Write a one-sentence version of your venture idea—include goal, advantage, and direction clearly.
List your top 3 study priorities—do they serve long-term goals or only short-term assignments?
Review last year’s business plan—highlight what still applies and what must be reframed.
Compare your strategy with a rival’s—what’s your unique differentiator in the market?
Identify one project that doesn’t align with goals—pause, pivot, or reframe it quickly.
Sketch a basic pyramid: vision > goal > initiative—fill it for your student venture.
Journal about when you last felt clear on long-term goals—what created that clarity?
Do you think more in tasks or outcomes—how does that shape entrepreneurial planning?
Journal about what assumptions shape your strategy—are they still valid for your venture today?
Journal about when poor strategy ruined good execution—what exactly went wrong?
Journal about whether your goals still connect to your definition of entrepreneurial success.
Journal about what drives your strategic choices—data, intuition, pressure, or precedent?
Redesign a project brief to clearly show alignment with strategy and measurable entrepreneurial outcomes.
Lead a 30-minute session distinguishing strategic actions from purely operational student tasks.
Draft a simple roadmap for six months—test it with two mentors or advisors.
Choose one vague project goal—make it SMART and track progress this month.
Translate three strategic goals into weekly tasks—track consistency on your dashboard.
Create a kill list of projects not serving strategy—review it with your mentors.
Ask your mentor: “Which part of my business strategy feels unclear or needs simplification?”
Share your vision in one paragraph—ask two peers what feels unclear or unrealistic.
Present your top goal to a classmate—can they explain how their role connects clearly?
Run a class-wide pulse survey: “Which initiative feels most aligned with our vision—and which doesn’t?”
Interview three peers: “What do you believe this venture is aiming to achieve long-term?”
Ask stakeholders: “What would perfect success look like if our venture strategy worked flawlessly?”

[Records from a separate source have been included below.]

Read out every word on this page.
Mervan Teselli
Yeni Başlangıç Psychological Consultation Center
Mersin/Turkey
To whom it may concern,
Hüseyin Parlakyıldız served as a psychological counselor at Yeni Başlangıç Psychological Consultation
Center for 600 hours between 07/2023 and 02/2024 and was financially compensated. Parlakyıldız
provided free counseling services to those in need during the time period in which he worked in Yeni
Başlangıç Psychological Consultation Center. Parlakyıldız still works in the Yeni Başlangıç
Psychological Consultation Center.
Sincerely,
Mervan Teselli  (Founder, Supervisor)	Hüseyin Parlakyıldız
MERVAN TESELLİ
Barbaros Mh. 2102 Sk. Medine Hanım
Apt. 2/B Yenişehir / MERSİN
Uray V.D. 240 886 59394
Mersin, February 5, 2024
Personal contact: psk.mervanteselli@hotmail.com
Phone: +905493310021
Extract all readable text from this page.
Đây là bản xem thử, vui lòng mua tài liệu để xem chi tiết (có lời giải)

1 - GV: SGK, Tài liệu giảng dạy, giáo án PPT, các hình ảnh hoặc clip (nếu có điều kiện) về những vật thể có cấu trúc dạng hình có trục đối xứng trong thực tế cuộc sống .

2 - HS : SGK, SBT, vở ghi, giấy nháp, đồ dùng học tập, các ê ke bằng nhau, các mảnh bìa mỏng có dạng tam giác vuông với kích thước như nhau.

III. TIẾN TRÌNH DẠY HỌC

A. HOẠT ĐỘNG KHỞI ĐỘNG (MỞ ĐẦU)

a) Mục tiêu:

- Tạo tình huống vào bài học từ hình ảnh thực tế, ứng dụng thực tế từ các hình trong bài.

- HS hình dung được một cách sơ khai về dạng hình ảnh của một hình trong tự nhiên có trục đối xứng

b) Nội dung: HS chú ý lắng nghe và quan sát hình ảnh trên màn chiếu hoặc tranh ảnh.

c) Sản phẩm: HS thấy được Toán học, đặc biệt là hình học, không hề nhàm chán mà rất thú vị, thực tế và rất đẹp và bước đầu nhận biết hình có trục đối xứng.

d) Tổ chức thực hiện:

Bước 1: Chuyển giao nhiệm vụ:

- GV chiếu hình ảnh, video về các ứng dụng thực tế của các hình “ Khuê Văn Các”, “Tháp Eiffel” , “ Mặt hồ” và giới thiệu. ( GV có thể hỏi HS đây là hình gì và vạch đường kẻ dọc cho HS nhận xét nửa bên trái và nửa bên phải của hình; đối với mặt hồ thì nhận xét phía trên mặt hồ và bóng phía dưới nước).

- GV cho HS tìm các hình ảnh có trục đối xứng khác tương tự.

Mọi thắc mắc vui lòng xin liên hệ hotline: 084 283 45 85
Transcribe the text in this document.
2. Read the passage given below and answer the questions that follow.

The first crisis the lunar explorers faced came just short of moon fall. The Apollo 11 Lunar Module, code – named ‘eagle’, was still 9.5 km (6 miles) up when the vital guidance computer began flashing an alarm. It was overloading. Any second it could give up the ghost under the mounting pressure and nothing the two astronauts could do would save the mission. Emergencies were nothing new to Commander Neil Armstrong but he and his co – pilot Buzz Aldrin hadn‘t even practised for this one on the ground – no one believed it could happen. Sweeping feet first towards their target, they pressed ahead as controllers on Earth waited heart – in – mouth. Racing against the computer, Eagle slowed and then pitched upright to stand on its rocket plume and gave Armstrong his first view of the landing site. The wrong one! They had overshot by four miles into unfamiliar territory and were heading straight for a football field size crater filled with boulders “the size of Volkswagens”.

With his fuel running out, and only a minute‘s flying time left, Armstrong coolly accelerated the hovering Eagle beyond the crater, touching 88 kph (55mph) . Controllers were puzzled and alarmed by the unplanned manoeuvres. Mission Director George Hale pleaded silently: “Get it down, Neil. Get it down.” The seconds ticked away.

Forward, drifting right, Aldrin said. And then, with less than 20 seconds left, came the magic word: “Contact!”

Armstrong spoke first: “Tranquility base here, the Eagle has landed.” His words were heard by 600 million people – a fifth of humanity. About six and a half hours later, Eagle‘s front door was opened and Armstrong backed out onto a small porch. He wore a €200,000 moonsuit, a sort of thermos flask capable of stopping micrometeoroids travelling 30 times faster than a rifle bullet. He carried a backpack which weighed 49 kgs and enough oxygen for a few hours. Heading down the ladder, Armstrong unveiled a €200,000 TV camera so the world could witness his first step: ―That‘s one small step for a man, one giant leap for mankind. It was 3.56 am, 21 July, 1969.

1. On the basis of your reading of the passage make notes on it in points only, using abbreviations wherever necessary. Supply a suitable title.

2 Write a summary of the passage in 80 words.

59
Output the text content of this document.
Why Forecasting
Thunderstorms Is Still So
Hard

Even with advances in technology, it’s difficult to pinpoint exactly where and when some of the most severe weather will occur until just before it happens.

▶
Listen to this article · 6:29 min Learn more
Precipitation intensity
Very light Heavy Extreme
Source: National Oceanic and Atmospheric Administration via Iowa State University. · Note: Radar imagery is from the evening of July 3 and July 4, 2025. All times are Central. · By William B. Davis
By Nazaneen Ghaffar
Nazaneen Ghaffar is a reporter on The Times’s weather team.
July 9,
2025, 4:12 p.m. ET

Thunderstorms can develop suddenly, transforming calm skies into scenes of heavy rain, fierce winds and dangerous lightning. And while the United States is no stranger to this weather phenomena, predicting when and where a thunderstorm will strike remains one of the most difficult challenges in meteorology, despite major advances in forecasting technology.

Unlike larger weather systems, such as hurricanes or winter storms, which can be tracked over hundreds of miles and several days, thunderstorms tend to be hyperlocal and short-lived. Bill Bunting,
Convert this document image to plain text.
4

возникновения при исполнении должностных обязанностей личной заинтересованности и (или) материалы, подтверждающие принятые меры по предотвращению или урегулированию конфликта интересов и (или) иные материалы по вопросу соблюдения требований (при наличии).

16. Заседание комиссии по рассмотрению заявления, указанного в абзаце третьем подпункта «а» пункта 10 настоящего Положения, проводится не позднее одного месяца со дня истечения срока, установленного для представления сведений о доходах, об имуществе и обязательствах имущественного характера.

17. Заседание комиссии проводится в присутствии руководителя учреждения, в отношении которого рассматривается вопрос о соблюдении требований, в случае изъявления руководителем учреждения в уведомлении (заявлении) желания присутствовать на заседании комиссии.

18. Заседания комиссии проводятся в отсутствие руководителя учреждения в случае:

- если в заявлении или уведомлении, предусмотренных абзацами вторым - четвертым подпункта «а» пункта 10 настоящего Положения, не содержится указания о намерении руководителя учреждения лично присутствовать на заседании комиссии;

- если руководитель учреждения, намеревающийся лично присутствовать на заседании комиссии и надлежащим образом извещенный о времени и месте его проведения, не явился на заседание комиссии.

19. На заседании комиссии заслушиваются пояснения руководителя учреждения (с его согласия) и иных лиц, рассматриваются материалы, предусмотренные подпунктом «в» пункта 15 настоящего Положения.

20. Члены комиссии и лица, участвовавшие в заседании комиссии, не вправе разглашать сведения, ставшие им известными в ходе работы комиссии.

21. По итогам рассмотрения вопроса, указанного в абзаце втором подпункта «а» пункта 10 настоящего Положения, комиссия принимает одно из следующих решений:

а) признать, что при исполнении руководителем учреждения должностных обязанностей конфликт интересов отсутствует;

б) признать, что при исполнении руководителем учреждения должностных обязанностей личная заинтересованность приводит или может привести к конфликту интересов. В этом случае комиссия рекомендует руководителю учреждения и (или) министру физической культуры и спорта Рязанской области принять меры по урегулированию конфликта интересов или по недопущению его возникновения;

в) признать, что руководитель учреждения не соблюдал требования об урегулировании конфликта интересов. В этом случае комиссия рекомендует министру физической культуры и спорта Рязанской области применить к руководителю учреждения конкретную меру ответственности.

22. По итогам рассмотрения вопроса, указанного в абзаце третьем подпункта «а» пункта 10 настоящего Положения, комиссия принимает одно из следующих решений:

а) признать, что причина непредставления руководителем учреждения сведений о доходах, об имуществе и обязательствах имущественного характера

Reframe strategy from “perfect prediction” to “flexible experiment”—I adjust direction whenever new evidence emerges.
Say “this is my current hypothesis,” not “this is the final plan for success.”
Replace “do we have a plan?” with “do we share ownership and understanding of direction?”
Reframe setbacks from “failure” to “signal”—what should I refine or test differently now?
Replace “we need breakthrough ideas” with “we need consistent focus and clear entrepreneurial direction.”
Reframe planning as living dialogue—strategy evolves as I gain new entrepreneurial evidence each day.
Observe how discussions drift from strategy—track what consistently pulls decisions away from alignment.
Track how often strategy appears in meetings—observe whether it guides, distracts, or remains rhetorical.
Notice which leaders connect decisions explicitly back to strategic priorities—observe who demonstrates alignment.
Review quarterly strategy reports—do metrics prove long-term progress or just operational busyness?
Observe what wins priority when time is tight—do urgent tasks overrule long-term strategy?
Observe your response to strategic change—do you resist, adapt quickly, or reframe constructively?